1 and 2 are diagrams showing the planar shape and cross-sectional shape of a memory element according to an embodiment of the present invention, FIG. 3 is a diagram showing the magnetization of a domain wall including Bloch lines and Bloch line pairs, and FIG. 4 is a diagram showing vertical A plan view and a sectional view showing a conventional method of bit fixing using a magnetized film, FIG.

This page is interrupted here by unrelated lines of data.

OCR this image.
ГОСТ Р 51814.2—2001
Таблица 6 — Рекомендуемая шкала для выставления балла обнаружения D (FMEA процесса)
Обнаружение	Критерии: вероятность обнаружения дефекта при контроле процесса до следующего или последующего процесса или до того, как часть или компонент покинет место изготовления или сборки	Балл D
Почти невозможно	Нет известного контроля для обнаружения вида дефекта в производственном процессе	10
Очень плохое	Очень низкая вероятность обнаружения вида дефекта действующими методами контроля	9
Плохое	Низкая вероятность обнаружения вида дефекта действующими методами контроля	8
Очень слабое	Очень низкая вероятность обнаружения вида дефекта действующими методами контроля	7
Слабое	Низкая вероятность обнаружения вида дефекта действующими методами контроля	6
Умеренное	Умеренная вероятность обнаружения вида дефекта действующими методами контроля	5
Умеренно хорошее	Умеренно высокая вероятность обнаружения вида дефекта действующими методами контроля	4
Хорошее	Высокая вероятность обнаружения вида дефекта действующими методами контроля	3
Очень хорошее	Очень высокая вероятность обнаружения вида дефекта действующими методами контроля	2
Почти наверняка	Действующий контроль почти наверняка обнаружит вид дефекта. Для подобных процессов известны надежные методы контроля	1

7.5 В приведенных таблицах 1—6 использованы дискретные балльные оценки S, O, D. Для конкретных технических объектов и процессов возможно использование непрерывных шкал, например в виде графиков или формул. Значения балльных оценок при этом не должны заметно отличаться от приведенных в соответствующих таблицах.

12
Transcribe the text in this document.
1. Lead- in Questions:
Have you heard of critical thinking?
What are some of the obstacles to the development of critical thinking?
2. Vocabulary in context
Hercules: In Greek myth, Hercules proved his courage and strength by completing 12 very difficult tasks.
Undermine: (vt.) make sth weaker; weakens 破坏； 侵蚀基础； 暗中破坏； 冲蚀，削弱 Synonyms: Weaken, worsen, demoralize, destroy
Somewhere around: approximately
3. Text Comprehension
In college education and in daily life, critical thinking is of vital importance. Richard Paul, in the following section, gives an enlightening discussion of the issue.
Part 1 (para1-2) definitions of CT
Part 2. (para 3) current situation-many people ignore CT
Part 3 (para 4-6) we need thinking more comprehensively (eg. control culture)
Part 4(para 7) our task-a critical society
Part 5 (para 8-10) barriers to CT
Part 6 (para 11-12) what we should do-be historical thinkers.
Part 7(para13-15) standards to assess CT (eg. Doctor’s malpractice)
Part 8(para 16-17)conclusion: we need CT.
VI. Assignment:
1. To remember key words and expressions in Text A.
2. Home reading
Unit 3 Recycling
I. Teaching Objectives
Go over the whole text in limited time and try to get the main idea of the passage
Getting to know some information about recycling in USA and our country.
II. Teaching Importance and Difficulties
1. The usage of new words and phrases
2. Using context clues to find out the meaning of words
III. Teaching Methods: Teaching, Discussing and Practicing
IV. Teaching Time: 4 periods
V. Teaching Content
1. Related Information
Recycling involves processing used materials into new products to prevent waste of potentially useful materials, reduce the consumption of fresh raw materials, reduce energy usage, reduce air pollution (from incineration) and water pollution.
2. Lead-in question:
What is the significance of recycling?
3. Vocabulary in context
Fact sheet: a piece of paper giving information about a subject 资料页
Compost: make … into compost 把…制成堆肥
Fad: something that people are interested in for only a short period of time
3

FIG. 7 is a front view showing a magnetic head used in an embodiment of the present invention, and FIG. 8 is a diagram showing a composite magnetic field of a magnetic field generated by a second magnetic thin film and an external magnetic field in a second embodiment of the present invention. , FIG. 9 is a diagram showing the distribution of the composite magnetic field in the first embodiment. Explanation of symbols 1...Single crystal magnetic thin film, 2...Stripe domain, 3...Domain wall, 4...Stable position of Bloch line,
Death...Bloch line, 6...Insulating layer, 7...Second
magnetic thin film, 8... external magnetic field, 9... magnetization of second magnetic thin film, 10... ring type magnetic head, 11...
Gap of magnetic head, 12... Coil of magnetic head, 13... Single pole type magnetic head, 14... Nonmagnetic substrate, 15... Groove pattern of single crystal magnetic film, 16.
...Resin'1fJl Figure (b) Z Figure (b) Atsushi ■

Claims (1)

[Claims] 1. Bloch lines existing in the domain walls of striped domains of a single crystal first magnetic thin film having an easy axis of magnetization perpendicular to the film surface are used as information storage means, and the first magnetic A pattern consisting of a second magnetic thin film formed on a thin film or an insulating layer formed on the first magnetic thin film, and the second magnetic thin film pattern has a magnetic domain magnetized perpendicular to the film surface. A magnetic memory element characterized in that stripe domains are identified and Bloch lines are fixed by leakage magnetic fields generated from the magnetic domains. 2. The magnetic memory element according to claim 1, wherein the second magnetic thin film pattern is magnetized in a direction perpendicular to the film surface. 3. The magnetic memory element according to claim 1, wherein the width of the second magnetic thin film pattern is 1 of the width of the stripe domain.
A magnetic memory element characterized in that the magnetic memory element is three times as large. 4. A method of manufacturing a magnetic memory element according to claim 1, wherein a magnetic field generated by a magnetic head is used to form a magnetic domain pattern of the second magnetic thin film. 5. The method for manufacturing a magnetic memory element according to claim 4,
A method of manufacturing a magnetic memory element, wherein the magnetic head is a ring-shaped head. 6. The method for manufacturing a magnetic memory element according to claim 4,
A method of manufacturing a magnetic memory element, wherein the magnetic head is a single-pole head. 7. In a magnetic memory element that uses as an information carrier a Bloch line existing in a domain wall of a stripe domain of a first magnetic thin film having an axis of easy magnetization perpendicular to the film surface, provided in contact with the first magnetic thin film pattern. . A magnetic memory element further comprising a second magnetic thin film in which a magnetic domain pattern is formed in a direction substantially perpendicular to the longitudinal direction of the striped domains. 8. The magnetic memory element according to claim 1, wherein the second magnetic thin film is provided with an insulating layer interposed therebetween. 9. In a magnetic memory element that uses as an information carrier Bloch lines existing in the magnetic domain walls of striped domains in a first magnetic thin film having an axis of easy magnetization perpendicular to the film surface, provided in contact with the first magnetic thin film. A magnetic memory element comprising a magnetic domain pattern of the Bloch line fixing and stripe magnetic domains in the second magnetic thin film pattern.